53 It is also pertinent to consider the position of the Regulator and the appropriateness of requiring him to attend to give evidence as well as produce documents. It is apparent from the scheme of the WHSA that the Regulator occupies a senior position and it is not likely that he and his responsibilities might be easily replaced for the time required for the examination to be conducted. In this respect, Counsel for the applicants submitted that if a summons was issued, the usual course would be for discussions to occur between the lawyers for the parties such that an informal inspection of documents might take place and the need for examination of the Regulator would be reconsidered. It was suggested that such a course was likely to occur in this matter. This was submitted in the context of Counsel acknowledging that the interest of the liquidators was focused on the documents produced by the Inspectors rather than the knowledge of the Regulator. Whilst the course proposed by Counsel for the liquidators may be a practice which occurs in the conduct of examinations, it is not something which can carry much weight on an application such as the present where the application is for a summons for examination. However, it is relevant that an order under s 597(9) would permit the Regulator, by his agent, to cause documents to be delivered to the court for the purposes of the public examination when it first occurs such that the liquidators can then inspect them. If necessary the examination can be adjourned to another day whilst further consideration of the documents is undertaken. That is the manner in which such documents would usually be made available to the liquidators so as to allow them to utilise the documents in the most productive manner in the public examinations (see Sheahan (as joint and several liquidators of Blue Ridge WA Pty Ltd) (in liq) [2015] FCA 567; [19]).
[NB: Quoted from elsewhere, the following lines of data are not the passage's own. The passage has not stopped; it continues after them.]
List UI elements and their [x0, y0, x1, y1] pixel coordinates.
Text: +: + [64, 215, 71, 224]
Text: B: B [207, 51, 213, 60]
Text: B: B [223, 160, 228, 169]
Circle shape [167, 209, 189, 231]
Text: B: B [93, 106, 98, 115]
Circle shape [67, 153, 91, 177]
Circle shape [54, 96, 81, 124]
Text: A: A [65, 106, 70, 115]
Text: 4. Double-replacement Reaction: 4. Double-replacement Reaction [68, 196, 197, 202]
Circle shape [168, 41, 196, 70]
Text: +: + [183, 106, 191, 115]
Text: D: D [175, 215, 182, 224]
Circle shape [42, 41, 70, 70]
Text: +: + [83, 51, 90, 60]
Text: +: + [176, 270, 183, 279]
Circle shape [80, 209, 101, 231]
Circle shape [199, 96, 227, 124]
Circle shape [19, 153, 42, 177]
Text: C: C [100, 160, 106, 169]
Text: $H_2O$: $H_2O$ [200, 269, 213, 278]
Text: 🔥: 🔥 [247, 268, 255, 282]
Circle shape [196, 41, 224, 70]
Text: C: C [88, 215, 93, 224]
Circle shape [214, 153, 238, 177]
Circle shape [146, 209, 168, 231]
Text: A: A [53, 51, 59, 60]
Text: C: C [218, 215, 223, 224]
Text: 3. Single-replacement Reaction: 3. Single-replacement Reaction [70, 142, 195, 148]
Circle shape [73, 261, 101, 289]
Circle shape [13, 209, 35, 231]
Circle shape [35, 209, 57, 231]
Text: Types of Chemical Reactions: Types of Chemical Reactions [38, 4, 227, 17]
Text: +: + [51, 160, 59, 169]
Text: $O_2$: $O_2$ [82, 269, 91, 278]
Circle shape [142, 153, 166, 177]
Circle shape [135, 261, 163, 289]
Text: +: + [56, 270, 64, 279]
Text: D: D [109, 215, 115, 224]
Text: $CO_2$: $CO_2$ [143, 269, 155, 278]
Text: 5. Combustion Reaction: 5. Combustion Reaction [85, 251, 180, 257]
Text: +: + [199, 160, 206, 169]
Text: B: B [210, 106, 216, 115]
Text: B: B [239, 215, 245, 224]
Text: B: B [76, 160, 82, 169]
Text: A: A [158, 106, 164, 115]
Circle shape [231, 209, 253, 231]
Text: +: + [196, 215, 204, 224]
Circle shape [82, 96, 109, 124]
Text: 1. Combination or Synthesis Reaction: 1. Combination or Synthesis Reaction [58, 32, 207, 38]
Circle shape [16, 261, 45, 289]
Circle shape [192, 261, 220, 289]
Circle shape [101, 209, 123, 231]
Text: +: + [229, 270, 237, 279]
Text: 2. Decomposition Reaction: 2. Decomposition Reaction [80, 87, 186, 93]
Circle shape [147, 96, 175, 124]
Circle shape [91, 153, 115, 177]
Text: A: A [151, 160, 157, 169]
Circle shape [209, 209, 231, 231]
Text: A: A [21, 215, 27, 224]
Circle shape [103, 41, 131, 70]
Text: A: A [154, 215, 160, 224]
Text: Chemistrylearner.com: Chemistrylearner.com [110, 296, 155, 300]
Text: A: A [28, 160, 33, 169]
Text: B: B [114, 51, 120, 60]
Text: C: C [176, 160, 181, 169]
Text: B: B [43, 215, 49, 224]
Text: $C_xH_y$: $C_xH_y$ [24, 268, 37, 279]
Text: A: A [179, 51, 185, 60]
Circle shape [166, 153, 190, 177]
54 Although there is always a public interest to be served in identifying the causes of the failure of companies and the existence of any causes of action which might be available to meet the claims of creditors, that is not a significant consideration in the present matter where the creditors appear to be limited and, on the information available on this application, the Company's insolvency did not arise from the defalcations of its officers.
55 It follows that, even if the applicants had been able to identify some information which the Regulator may have been able to provide, it would have been of minimal utility. That being the case, the above considerations do not support the exercise of the discretion in their favour for the issuing of the summons and the relief sought in paragraph 2(c) of the Originating Application should be refused.